How gene expression can be controlled by non-coding antisense RNA is still poorly understood. We propose to elucidate such control by an in depth study at the Arabidopsis gene FLC using both experimental single cell assays and mathematical modelling. This combination of expertise will put us in a stronger position to tease apart the underlying control processes. FLC is an ideal target for quantitative investigation into multicellular eukaryotic gene expression due to a wealth of knowledge about the component parts that regulate its expression. Moreover, in plant roots, regular files of growing and dividing cells occur, allowing us to more easily probe the effects of cell division and of the cell cycle on FLC transcription control. Information gained at FLC can then be used to properly interpret data coming from whole genome experiments, which provide big data but without necessarily having the focus to resolve underlying mechanisms.
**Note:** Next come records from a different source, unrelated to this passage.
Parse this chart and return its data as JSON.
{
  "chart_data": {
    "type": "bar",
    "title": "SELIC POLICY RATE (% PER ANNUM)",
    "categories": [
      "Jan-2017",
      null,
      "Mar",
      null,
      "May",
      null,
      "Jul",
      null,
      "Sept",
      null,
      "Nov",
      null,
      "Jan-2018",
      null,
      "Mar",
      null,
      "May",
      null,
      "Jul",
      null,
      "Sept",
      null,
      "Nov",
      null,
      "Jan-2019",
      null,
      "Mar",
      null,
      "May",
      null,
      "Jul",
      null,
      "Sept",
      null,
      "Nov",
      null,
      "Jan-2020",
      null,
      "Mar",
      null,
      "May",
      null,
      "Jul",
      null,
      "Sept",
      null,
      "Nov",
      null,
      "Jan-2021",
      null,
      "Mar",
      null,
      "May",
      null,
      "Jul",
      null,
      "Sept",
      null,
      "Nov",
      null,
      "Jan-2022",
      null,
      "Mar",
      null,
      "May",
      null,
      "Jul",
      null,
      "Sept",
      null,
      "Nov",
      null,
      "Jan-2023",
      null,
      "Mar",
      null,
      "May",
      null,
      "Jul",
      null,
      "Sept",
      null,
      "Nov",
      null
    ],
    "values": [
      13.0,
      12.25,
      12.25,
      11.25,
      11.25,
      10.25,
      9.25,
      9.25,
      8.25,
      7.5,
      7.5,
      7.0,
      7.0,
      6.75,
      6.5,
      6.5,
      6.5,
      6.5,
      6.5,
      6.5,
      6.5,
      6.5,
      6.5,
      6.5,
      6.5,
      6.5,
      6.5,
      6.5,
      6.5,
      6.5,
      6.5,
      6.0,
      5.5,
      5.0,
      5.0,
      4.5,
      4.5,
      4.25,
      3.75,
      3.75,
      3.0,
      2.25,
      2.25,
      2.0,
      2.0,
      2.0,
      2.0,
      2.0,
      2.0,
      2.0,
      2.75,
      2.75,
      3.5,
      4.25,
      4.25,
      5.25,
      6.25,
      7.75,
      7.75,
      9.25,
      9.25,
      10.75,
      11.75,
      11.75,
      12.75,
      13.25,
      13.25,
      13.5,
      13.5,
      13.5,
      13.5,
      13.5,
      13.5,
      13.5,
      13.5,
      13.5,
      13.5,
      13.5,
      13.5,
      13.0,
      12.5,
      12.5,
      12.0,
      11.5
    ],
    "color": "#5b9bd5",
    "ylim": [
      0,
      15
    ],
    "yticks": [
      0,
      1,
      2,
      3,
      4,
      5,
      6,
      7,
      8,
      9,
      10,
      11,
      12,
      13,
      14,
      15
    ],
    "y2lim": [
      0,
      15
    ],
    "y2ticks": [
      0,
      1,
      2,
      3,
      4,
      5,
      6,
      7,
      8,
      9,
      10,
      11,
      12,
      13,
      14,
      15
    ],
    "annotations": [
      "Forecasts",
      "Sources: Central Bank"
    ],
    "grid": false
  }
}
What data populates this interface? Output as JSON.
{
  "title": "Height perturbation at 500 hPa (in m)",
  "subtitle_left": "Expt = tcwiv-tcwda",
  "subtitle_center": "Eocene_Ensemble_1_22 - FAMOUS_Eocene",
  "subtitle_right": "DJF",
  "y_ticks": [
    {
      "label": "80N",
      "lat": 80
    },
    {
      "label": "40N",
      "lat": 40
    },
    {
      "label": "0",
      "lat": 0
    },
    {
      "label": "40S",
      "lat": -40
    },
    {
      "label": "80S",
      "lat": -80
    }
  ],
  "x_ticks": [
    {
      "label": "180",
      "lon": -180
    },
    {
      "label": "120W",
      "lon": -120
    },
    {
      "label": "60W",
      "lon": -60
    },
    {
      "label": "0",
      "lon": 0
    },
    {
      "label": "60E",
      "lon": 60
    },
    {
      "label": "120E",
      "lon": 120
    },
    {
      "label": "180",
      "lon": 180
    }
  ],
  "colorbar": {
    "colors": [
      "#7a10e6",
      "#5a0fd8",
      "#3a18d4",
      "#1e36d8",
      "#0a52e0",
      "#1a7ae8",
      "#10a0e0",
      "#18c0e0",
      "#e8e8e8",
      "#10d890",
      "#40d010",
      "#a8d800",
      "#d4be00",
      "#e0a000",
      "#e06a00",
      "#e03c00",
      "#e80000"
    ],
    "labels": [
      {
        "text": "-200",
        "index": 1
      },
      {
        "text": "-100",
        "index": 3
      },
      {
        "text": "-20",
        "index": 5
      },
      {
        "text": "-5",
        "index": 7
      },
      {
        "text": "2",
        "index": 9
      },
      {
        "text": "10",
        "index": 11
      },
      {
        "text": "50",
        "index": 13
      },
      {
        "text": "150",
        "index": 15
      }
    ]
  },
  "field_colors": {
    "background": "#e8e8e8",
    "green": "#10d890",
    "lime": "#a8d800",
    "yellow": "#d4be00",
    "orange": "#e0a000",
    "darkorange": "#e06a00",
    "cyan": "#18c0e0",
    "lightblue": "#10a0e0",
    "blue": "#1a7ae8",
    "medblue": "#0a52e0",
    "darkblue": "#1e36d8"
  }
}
At FLC, our preliminary data supports an analogue model of gene regulation for FLC in warm environmental conditions, where expression can be dialled up or down at a single locus. This is in contrast to a digital mode of repression that occurs at FLC after prolonged cold exposure, with FLC fixed into either an on or off expression state at a locus. Our hypothesis is that the analogue mode of regulation is controlled via a kinetic coupling between antisense polymerase elongation and polyadenylation. We will explore this scenario first by assaying FLC dynamics in single cells via confocal microscopy and smFISH. We will then fit this data to a mechanistically unbiased model of sense transcription. Potential kinetic coupling will then be probed through intronic and antisense smFISH measurements, as well as by assaying the local chromatin state. Finally, we will fuse this data into a fully mechanistic, predictive model of antisense-mediated FLC transcriptional control.

The primary impact of this research will be academic. However, the fundamental nature of the work, together with the wide conservation of the components involved, will ensure that our work will have implications all across transcriptional control, ranging from biotechnology and synthetic biology all the way to human health. For example, our work will expand the toolbox for regulated gene expression and will therefore facilitate the construction of genetic circuits with precise functionality. Such an ability would be a powerful tool for synthetic biology in many biotechnological applications. Accordingly, we will constantly monitor our results for commercially exploitable output. Nevertheless, the time horizon for translating our results into directly exploitable commercial outcomes may be rather long. We will also use the project to enhance the status of interdisciplinary collaboration, including mathematical modelling, emphasising its importance in uncovering fundamental mechanism to undergraduate and graduate physical science students. Such modelling approaches are still hugely under-utilised in biology as compared to bioinformatics methods. We will also continue our outreach activities in schools by delivering an in-class teaching aid illustrating quantitative gene expression. This will be developed together with the Norfolk Teacher Scientist Network (TSN), which specialises in one-to-one teacher-scientist partnerships. Lastly, we will also develop, and then update, on-line teaching materials relating to our research findings describing the mechanistic basis of antisense-mediated transcriptional control. This is an exciting area of research, as well as being of fundamental importance. Furthermore, the areas of non-coding RNA and chromatin regulation are likely to constitute larger and larger fractions in undergraduate courses as the years go by. We therefore believe that such teaching material will be very widely used.